Knead until the dough is smooth and elastic. Place the dough in an lightly oiled bowl and let rise in a warm place. We didn't use this dough tonight either so it stayed in the fridge, waiting....


Pizza Dough Waiting to Rise

So, what did we actually eat for Sunday's dinner after all of this prep-cooking? The more delicious salmon (Costco fillet), grilled on the BBQ (a wedding present from my aunt and uncle) with some Clubhouse Salmon Seasoning (this stuff is dynamite!). Also cooked on the grill was a piece of fresh pineapple, 2 red peppers and a small zucchini.

BBQ-ing Salmon, Zucchini, Red Pepper

I had some fruit (peaches, apple, pineapple) that was going mushy that I had chopped up and cooked down on the stove a few days ago that still wasn't being eaten. So, I decided to whip up a tart for dessert.
A simple pie crust recipe that I halved, rolled out between parchment, and filled with the fruit. Rolled up the edges and stuck in the oven until the pastry was browned lightly.
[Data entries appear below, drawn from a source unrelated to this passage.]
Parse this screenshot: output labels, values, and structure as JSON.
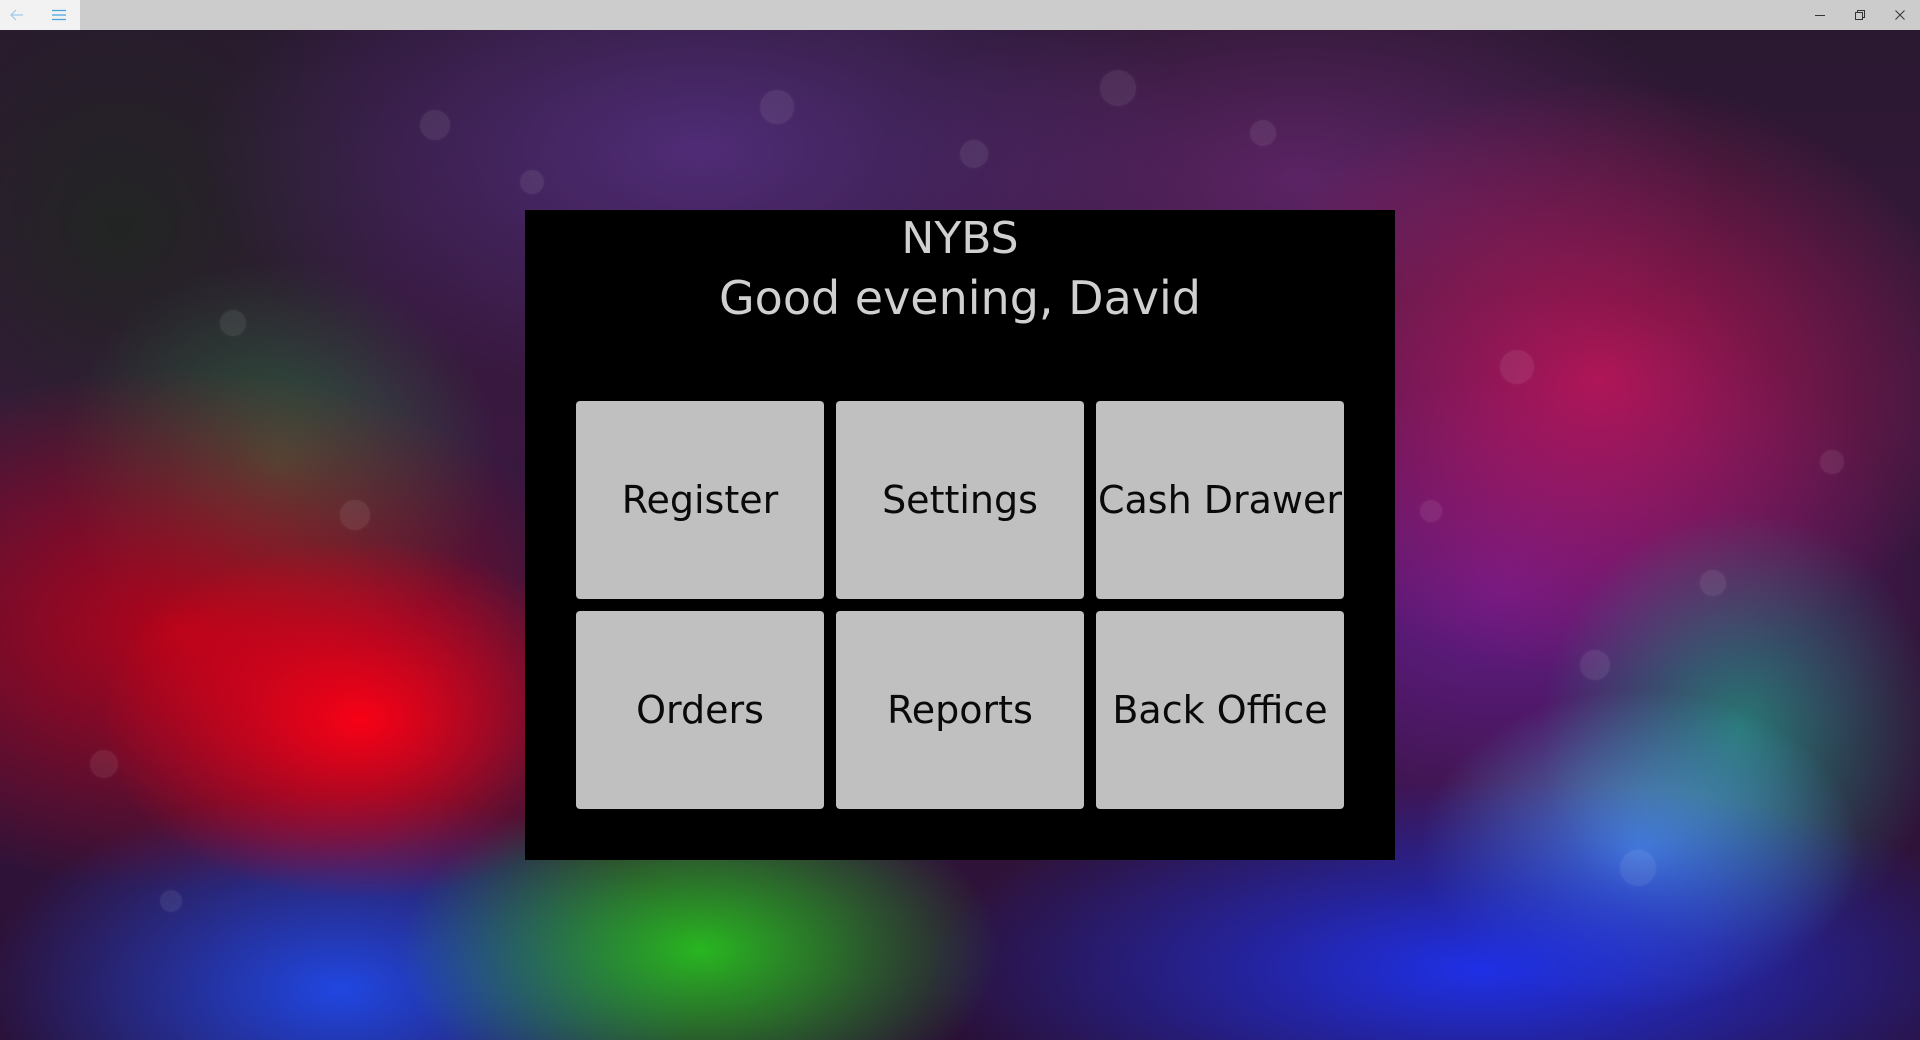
{
  "titlebar": {
    "back_icon": "arrow-left-icon",
    "menu_icon": "hamburger-menu-icon",
    "minimize_icon": "minimize-icon",
    "maximize_icon": "restore-icon",
    "close_icon": "close-icon",
    "accent_color": "#4aa3df"
  },
  "panel": {
    "company_name": "NYBS",
    "greeting": "Good evening, David"
  },
  "tiles": [
    {
      "label": "Register"
    },
    {
      "label": "Settings"
    },
    {
      "label": "Cash Drawer"
    },
    {
      "label": "Orders"
    },
    {
      "label": "Reports"
    },
    {
      "label": "Back Office"
    }
  ],
  "colors": {
    "panel_bg": "#000000",
    "tile_bg": "#c0c0c0",
    "header_text": "#d0d0d0",
    "tile_text": "#0a0a0a"
  }
}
Pineapple, Apple and Peach Gallette
  Warm and waiting for ice cream. We walked to the corner store/video stop/laundromat for a half litre of soft ice cream. Mmmm.

Finished Gallette

The perfect ending to a perfectly delicious meal or rich, buttery salmon and crunchy fresh veggies. The warm oven-fresh tart with cold creamy vanilla ice cream made the 35 C day and 80% humidity more than bearable.